Der ZA führte Ermittlungen durch und lehnte sodann den Zulassungsantrag mit Bescheid vom 12.3.2003 (Beschluss vom 11.12.2002)
ab. Im Planungsbereich Stadtkreis St. bestünden Zulassungsbeschränkungen für Psychotherapeuten wegen Überversorgung; die Voraussetzungen
für die Erteilung einer Sonderbedarfszulassung nach den Bedarfsplanungs-Richtlinien-Ärzte (BPIRÄ) seien nicht erfüllt. Der
für ärztliche und nichtärztliche Psychotherapeuten vorzuhaltende Versorgungsanteil von jeweils 40 % sei zwar nicht ausgeschöpft,
jedoch verfüge der Kläger nicht über eine Anerkennung als Facharzt für psychotherapeutische Medizin.
Auf den dagegen eingelegten Widerspruch des Klägers stellte der Beklagte weitere Ermittlungen an und hob den Bescheid des
ZA sodann mit Bescheid vom 22.3.2004 (Beschluss vom 17.12.2003) aus verfahrensrechtlichen Gründen auf; der Zulassungsantrag
des Klägers wurde erneut abgelehnt.
Am 4.5.2004 erhob der Kläger Klage beim Sozialgericht Stuttgart, die das Sozialgericht mit Urteil vom 27.1.2005 abwies. Zur
Begründung führte es aus, der Kläger habe keinen Anspruch auf Zulassung zur vertragsärztlichen Versorgung als Facharzt für
Psychiatrie zur Erbringung ausschließlich psychotherapeutischer Leistungen bzw. auf Neubescheidung seines Widerspruchs gegen
den Bescheid des Zulassungsausschusses vom 12.03.2003.
Auf das ihm am 1.2.2005 zugestellte Urteil hat der Kläger am 1.3.2005 Berufung eingelegt (Verfahren L 5 KA 846/05). In der Berufungsschrift sind die Beigeladene Nr. 1 als Beklagte und das Urteil des Sozialgerichts vom 1.2.2005 mit Datum
und Aktenzeichen bezeichnet. Der Berufungsschrift war außerdem das angefochtene Urteil des Sozialgerichts in Kopie beigefügt.
Insoweit hat der Beklagte geltend gemacht, die Berufung sei unzulässig.
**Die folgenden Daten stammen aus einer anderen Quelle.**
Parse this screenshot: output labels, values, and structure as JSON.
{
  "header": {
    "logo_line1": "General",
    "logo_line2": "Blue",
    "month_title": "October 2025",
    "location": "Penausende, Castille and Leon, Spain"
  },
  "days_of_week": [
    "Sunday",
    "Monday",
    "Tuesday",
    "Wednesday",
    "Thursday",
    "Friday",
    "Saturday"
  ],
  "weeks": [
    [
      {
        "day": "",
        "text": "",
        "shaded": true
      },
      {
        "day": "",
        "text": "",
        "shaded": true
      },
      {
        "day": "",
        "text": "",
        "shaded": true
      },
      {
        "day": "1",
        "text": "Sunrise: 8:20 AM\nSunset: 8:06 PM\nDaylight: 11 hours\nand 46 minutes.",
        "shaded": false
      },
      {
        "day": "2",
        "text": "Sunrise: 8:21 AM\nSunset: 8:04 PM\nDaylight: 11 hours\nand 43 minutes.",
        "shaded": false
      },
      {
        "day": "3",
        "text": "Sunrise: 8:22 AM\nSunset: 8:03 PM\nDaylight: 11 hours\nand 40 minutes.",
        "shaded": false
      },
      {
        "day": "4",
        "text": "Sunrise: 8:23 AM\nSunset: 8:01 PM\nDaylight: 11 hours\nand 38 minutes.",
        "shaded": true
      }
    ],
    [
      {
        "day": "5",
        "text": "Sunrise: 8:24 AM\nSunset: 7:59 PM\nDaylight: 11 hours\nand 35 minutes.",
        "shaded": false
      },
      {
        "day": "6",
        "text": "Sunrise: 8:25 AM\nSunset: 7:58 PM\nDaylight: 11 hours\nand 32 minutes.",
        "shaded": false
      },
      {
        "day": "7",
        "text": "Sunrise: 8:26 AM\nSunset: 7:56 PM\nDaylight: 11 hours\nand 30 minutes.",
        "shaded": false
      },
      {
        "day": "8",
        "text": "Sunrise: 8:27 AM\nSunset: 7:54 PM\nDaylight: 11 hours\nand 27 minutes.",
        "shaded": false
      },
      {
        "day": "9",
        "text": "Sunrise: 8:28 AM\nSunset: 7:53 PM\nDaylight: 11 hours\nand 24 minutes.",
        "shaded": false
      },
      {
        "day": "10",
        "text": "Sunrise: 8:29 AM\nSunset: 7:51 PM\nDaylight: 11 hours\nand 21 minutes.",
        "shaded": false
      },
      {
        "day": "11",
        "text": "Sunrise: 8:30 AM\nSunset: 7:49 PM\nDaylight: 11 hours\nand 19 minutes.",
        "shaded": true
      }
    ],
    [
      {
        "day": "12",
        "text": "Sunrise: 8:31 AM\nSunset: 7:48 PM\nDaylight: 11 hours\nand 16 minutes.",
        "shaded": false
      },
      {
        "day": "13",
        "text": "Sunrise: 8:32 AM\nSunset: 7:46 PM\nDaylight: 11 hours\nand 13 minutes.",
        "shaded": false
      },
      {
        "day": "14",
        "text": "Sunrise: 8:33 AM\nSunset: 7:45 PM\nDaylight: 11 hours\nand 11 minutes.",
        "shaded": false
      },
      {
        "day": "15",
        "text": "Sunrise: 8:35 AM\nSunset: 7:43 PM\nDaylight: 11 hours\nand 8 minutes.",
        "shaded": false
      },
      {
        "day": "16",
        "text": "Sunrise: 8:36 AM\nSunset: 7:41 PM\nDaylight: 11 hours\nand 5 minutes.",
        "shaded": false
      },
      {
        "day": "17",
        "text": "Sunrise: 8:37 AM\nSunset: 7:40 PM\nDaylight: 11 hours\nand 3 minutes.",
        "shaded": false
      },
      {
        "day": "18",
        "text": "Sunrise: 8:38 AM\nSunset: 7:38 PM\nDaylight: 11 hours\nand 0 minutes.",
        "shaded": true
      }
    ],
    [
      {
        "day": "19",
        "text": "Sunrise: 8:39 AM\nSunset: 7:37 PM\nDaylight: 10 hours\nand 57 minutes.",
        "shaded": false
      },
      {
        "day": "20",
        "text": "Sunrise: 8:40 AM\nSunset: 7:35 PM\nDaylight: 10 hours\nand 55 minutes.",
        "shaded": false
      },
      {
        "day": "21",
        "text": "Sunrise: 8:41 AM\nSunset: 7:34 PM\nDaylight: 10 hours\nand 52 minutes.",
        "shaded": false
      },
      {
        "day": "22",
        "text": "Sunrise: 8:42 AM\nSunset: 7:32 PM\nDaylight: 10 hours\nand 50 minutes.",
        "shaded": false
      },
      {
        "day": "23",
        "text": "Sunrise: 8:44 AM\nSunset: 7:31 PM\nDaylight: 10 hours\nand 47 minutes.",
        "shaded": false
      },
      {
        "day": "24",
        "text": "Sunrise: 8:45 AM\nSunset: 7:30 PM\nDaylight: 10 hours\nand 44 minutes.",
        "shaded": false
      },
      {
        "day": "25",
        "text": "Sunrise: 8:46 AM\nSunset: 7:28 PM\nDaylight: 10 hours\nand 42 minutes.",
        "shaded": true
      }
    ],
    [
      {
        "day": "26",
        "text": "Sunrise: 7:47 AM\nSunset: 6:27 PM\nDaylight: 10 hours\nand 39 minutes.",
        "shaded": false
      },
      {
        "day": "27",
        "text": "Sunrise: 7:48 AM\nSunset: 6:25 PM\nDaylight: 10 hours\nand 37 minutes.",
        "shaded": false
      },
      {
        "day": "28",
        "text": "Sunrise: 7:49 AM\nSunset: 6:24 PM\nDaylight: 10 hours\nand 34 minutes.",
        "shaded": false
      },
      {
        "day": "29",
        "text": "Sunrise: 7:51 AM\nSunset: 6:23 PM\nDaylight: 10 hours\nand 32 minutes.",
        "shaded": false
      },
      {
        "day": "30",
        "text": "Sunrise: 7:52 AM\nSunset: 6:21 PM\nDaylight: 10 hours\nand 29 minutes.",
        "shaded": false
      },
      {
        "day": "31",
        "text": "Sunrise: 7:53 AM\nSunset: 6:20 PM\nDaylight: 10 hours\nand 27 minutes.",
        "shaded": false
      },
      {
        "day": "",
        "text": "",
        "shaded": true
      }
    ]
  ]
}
Sie habe sich (ursprünglich) gegen die Beigeladene
Nr. 1 und nicht gegen ihn als (als richtigen Beklagten) gerichtet. Bei einem etwaigen Beteiligtenwechsel wäre die Berufungsfrist
versäumt. Der Kläger hat hierzu eingewandt, in der Berufungsschrift sei die Beigeladene Nr. 1 nur versehentlich als Beklagte
bezeichnet worden. Dies müsse unschädlich sein, da der Berufungsschrift das angefochtene Urteil (mit der richtigen Beklagtenbezeichnung)
beigefügt und damit klar erkennbar gewesen sei, gegen wen sich die Berufung richten solle.
Im Hinblick auf ein beim Sozialgericht unter dem Aktenzeichen S 5 KA 8173/04 anhängiges Parallelverfahren, das als Musterverfahren durchgeführt werden sollte, beantragten Kläger und Beklagter das Ruhen
des Verfahrens. Mit Beschluss vom 13.7.2005 wurde das Ruhen des Verfahrens angeordnet. Nach zwischenzeitlichem Wiederanruf
des Verfahrens durch den Beklagten wurde mit Beschluss vom 14.9.2006 erneut das Ruhen des Verfahrens angeordnet.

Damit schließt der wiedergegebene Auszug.